Any benefits of naming a trust the IRA beneficiary?

Are there any benefits to naming a trust as the IRA beneficiary and then doling the RMDs from there?
Thank you!



There are trade offs in naming a trust, and if you do you need to make sure the trust is qualified for look through treatment. Benefits include creditor protection for the beneficiary, and control of when the beneficiary receives funds from the trust, and how much is passed to the beneficiary each year. There are different kinds of trusts for different situations, such as a special needs trust for a disabled beneficiary receiving govt benefits. 

Can the stretch be maintained?

If the trust is qualified for look through treatment, the stretch is determined by the oldest beneficiary of the trust including remainder beneficiaries.  

How do you distinguish a remainder beneficiary from a “mere potential successor” beneficiary under T.R. 1.401(a)(9)-5, A-7(c)(1)?  Anyone who is the latter can be disregarded in determining the stretch.  There seems to be a lack of clarity in making the distinction.    

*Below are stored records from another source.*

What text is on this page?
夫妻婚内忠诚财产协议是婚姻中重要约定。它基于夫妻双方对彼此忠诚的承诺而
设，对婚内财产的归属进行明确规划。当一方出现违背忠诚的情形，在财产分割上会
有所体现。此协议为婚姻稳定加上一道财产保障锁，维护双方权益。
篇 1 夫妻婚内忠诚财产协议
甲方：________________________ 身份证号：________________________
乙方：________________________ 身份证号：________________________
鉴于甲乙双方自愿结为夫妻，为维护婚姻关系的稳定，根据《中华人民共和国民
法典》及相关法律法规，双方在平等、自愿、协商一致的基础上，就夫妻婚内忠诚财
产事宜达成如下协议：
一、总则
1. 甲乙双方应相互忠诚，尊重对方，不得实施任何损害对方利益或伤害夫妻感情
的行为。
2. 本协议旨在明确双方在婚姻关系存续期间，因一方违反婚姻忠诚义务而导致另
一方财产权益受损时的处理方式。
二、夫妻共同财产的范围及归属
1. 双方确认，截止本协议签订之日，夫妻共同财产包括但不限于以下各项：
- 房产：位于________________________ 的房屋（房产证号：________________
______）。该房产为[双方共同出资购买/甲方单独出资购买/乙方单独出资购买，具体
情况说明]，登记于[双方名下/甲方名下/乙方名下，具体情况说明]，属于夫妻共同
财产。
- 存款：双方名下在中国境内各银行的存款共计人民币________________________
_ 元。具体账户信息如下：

  • Assets passing in trust won’t be included in the beneficiary’s estate for estate tax purposes, and will be better protected against the beneficiary’s creditors and spouses, and Medicaid.
  • The same applies to IRA benefits as to other assets.
  • The trustees may distribute more or less than the required distributions each year.  In order to distribute more than the required distributions in a given year, they would have to withdraw more than the required distribution from the IRA that year.
  • Bruce Steiner

While there are most likely other examples, the example in the stated IRS Reg suggests that if the current beneficiary has less than full access to the IRA balance, the other beneficiaries would not be considered “mere successor beneficiaries”.